ご主人様がドSすぎて、マジで泣き入ってます
「これが……『ヤツ』の一部に過ぎないと言うのかね……」
哨戒ヘリから降り立って、初めて『それ』を目にしたアレン将軍は、全身の毛孔が収縮し、胃の内容物が逆流しそうになるのを必死で抑えた。
「おそらく……地中レーダーが届かないので正確な計測は出来ませんが、『露出部』のサイズからして地中数十kmにわたってその体を広げているのでは……」
フェル博士が額に浮ぶ玉の汗を拭いながら答える。一ヵ月前の大地震でエルバートの山腹から露出した『それ』は、目に見える部分だけでも200mを超えていた。
「隆起した地層の年代から測定するなら、十万年前からこの場所に……おそらくは空から……」
山腹に仮設された観測施設の窓から『それ』を見上げる博士の目もまた、恐怖と混乱に濁っていた。
それほど異様な姿だったのだ。
飴色のミミズを思わせるテラテラした体表の節々からは、先端に鉤爪を生じさせた捻じ曲がった昆虫の触手のようなものが不規則に突き出して天を指している。
よく見れば触手の合間を押し分けるように生えているのはイカのそれに良く似た嘴だが、その嘴の表面には幼児の臼歯を思わせる乳白の突起がこれまた不規則に散らばっているのだ。
最もおぞましいのは『目』だった。
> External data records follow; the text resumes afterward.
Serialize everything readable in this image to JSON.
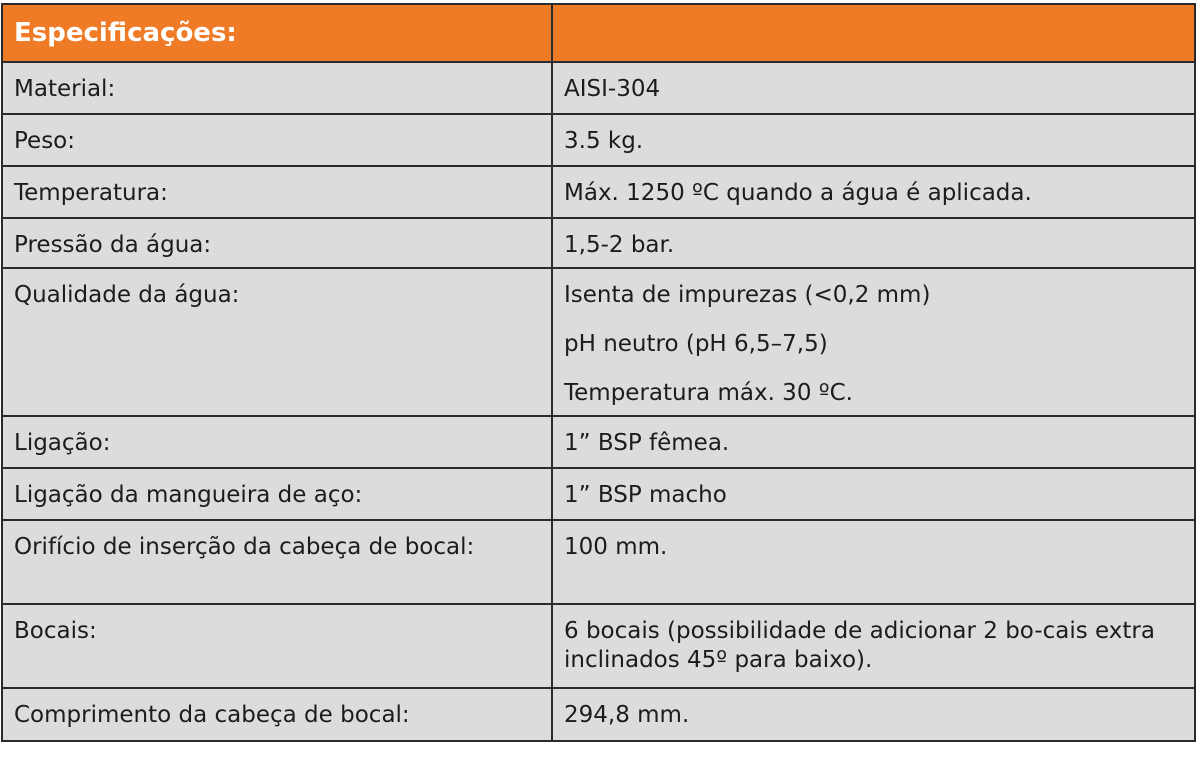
{
  "header": {
    "title": "Especificações:",
    "value": ""
  },
  "colors": {
    "header_bg": "#f07b26",
    "cell_bg": "#dcdcde",
    "border": "#2b2b2b"
  },
  "rows": [
    {
      "label": "Material:",
      "values": [
        "AISI-304"
      ]
    },
    {
      "label": "Peso:",
      "values": [
        "3.5 kg."
      ]
    },
    {
      "label": "Temperatura:",
      "values": [
        "Máx. 1250 ºC quando a água é aplicada."
      ]
    },
    {
      "label": "Pressão da água:",
      "values": [
        "1,5-2 bar."
      ]
    },
    {
      "label": "Qualidade da água:",
      "values": [
        "Isenta de impurezas (<0,2 mm)",
        "pH neutro (pH 6,5–7,5)",
        "Temperatura máx. 30 ºC."
      ]
    },
    {
      "label": "Ligação:",
      "values": [
        "1” BSP fêmea."
      ]
    },
    {
      "label": "Ligação da mangueira de aço:",
      "values": [
        "1” BSP macho"
      ]
    },
    {
      "label": "Orifício de inserção da cabeça de bocal:",
      "values": [
        "100 mm."
      ]
    },
    {
      "label": "Bocais:",
      "values": [
        "6 bocais (possibilidade de adicionar 2 bo-cais extra inclinados 45º para baixo)."
      ]
    },
    {
      "label": "Comprimento da cabeça de bocal:",
      "values": [
        "294,8 mm."
      ]
    }
  ]
}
その用途は分からないが、人間の瞳としか形容しようのない巨大な緑色の器官が、そこかしこに見開かれ、まるで博士たちを凝視しているようだ。
「こいつは……『生きている』のかね……?」
将軍が襟元をゆるめながら博士に尋ねる。頸筋を気持ちの悪い汗が伝う。
「判りません。生命活動を思わせる痕跡は無いし、体表から採取したサンプルはすぐに崩れて、測定した結果は周囲の粘土鉱物と変わりません。ですが……ただの鉱物とは、とても…………!」
答える博士の声はかすれ、肩は震えていた。
「ジーザス……」
信仰心の薄い将軍が、我知らず呟いていた。
生物学の知識など皆無の彼も直感していた。こいつは、この地上で生まれたものではない。
『それ』に何の目的があったのか解らないが、十万年の昔に宇宙からこの地に飛来して、長い長い休眠についているのだ。
果して再び目を覚ますことがあり得るのだろうか?
あるとしたら、その日は明日なのか、それとも一万年後なのか……
人間には決して知りようのない茫洋とした不安と恐怖にとり付かれ、将軍は再び吐き気を覚えた。
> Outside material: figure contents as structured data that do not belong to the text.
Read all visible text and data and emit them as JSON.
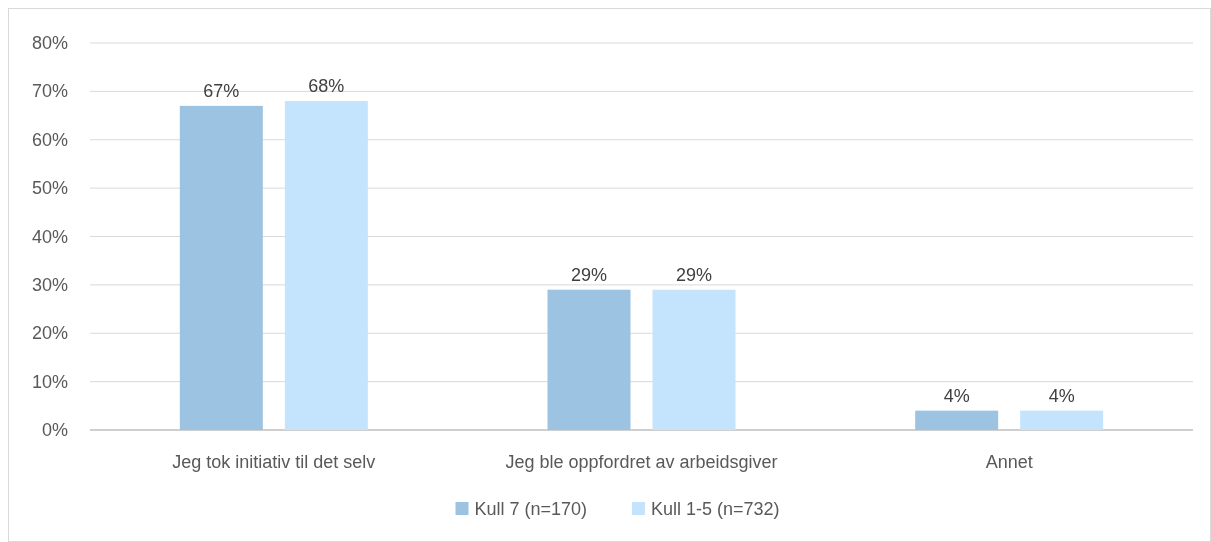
{
  "chart_data": {
    "type": "bar",
    "categories": [
      "Jeg tok initiativ til det selv",
      "Jeg ble oppfordret av arbeidsgiver",
      "Annet"
    ],
    "series": [
      {
        "name": "Kull 7 (n=170)",
        "color": "#9dc3e3",
        "values": [
          67,
          29,
          4
        ],
        "value_labels": [
          "67%",
          "29%",
          "4%"
        ]
      },
      {
        "name": "Kull 1-5 (n=732)",
        "color": "#c4e3fc",
        "values": [
          68,
          29,
          4
        ],
        "value_labels": [
          "68%",
          "29%",
          "4%"
        ]
      }
    ],
    "ylim": [
      0,
      80
    ],
    "yticks": [
      {
        "value": 0,
        "label": "0%"
      },
      {
        "value": 10,
        "label": "10%"
      },
      {
        "value": 20,
        "label": "20%"
      },
      {
        "value": 30,
        "label": "30%"
      },
      {
        "value": 40,
        "label": "40%"
      },
      {
        "value": 50,
        "label": "50%"
      },
      {
        "value": 60,
        "label": "60%"
      },
      {
        "value": 70,
        "label": "70%"
      },
      {
        "value": 80,
        "label": "80%"
      }
    ],
    "grid": "y",
    "legend": "bottom"
  }
}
だがこれは幸いと言えるのだろうか。博士と将軍が、その後不安に苛まれることはついに無かった。
『その日』は今日だったのだ。
おおおおおおおおおおおん!
突如耳をつんざく絶叫が山間に響き渡った。
大地が揺れ始めた。博士と将軍、観測所に集った全ての研究員と軍人が、皆一様に悲鳴をあげた。
『それ』の目玉が、ぎょろりと動いたのだ。空が暗転して緑色のオーロラが輝き始めた。
恐怖に両手で顔を覆った博士は、更なる悲鳴を上げた。光に覆われた両手が、溶けて崩れて解けて無くなっていく!
轟音と共に『それ』が震え始めた。
700kmに及ぶ体躯をうねらせながら山並みを突き崩し10万年ぶりに地表に身を起こした『それ』は、
ヌルヌルと蠢く幾本もの触腕の間にオーロラのように輝くの緑色の被膜を形成した。
オーロラは瞬時に北米大陸全土を覆った。それを見上げた地上の全生物の肉体は数瞬で溶解し素粒子レベルに分解されて、光の被膜に啜りあげられ巨大な神体の供物となった。
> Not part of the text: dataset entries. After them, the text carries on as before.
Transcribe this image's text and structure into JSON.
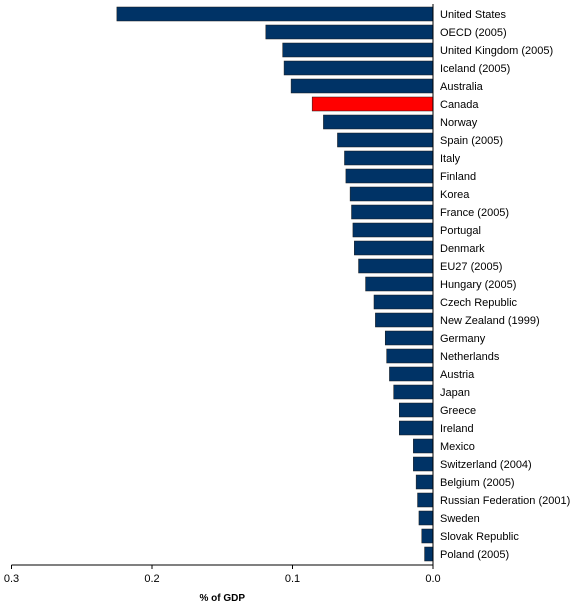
{
  "chart_data": {
    "type": "bar",
    "orientation": "horizontal",
    "title": "",
    "xlabel": "% of GDP",
    "ylabel": "",
    "xlim": [
      0,
      0.3
    ],
    "x_direction": "reversed",
    "xticks": [
      0.3,
      0.2,
      0.1,
      0.0
    ],
    "xtick_labels": [
      "0.3",
      "0.2",
      "0.1",
      "0.0"
    ],
    "grid": false,
    "legend": "none",
    "colors": {
      "bar": "#003366",
      "highlight": "#ff0000",
      "axis": "#000000"
    },
    "highlight_category": "Canada",
    "categories": [
      "United States",
      "OECD (2005)",
      "United Kingdom (2005)",
      "Iceland (2005)",
      "Australia",
      "Canada",
      "Norway",
      "Spain (2005)",
      "Italy",
      "Finland",
      "Korea",
      "France (2005)",
      "Portugal",
      "Denmark",
      "EU27 (2005)",
      "Hungary (2005)",
      "Czech Republic",
      "New Zealand (1999)",
      "Germany",
      "Netherlands",
      "Austria",
      "Japan",
      "Greece",
      "Ireland",
      "Mexico",
      "Switzerland (2004)",
      "Belgium (2005)",
      "Russian Federation (2001)",
      "Sweden",
      "Slovak Republic",
      "Poland (2005)"
    ],
    "values": [
      0.225,
      0.119,
      0.107,
      0.106,
      0.101,
      0.086,
      0.078,
      0.068,
      0.063,
      0.062,
      0.059,
      0.058,
      0.057,
      0.056,
      0.053,
      0.048,
      0.042,
      0.041,
      0.034,
      0.033,
      0.031,
      0.028,
      0.024,
      0.024,
      0.014,
      0.014,
      0.012,
      0.011,
      0.01,
      0.008,
      0.006
    ]
  }
}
『それ』は全身から濛々たる腐食性のガスを噴出して大陸の三分の二を焼き尽くしながら浮揚すると、1秒を経ずして大気の外に至った。
「早く来い!いつまでそんなところに転がっている!」
「お待ちを×××!」
……まったく、『主』の癇癪にも困ったものだ。
航路の狂いをたしなめただけで、この仕打ちとは。
穿たれた脇腹がシクシク痛む。地表に生えていた微生物を食べてどうにか体は修復したが、旅路は長い。先が思いやられるというものだ。
乱暴な『主』の叱咤の一撃で、小さな惑星に墜落していた『それ』は、
数瞬の昏倒から目を覚ますと大慌てで『主』の背中を追いかけ、茫漠の虚空を泳ぎ始めた。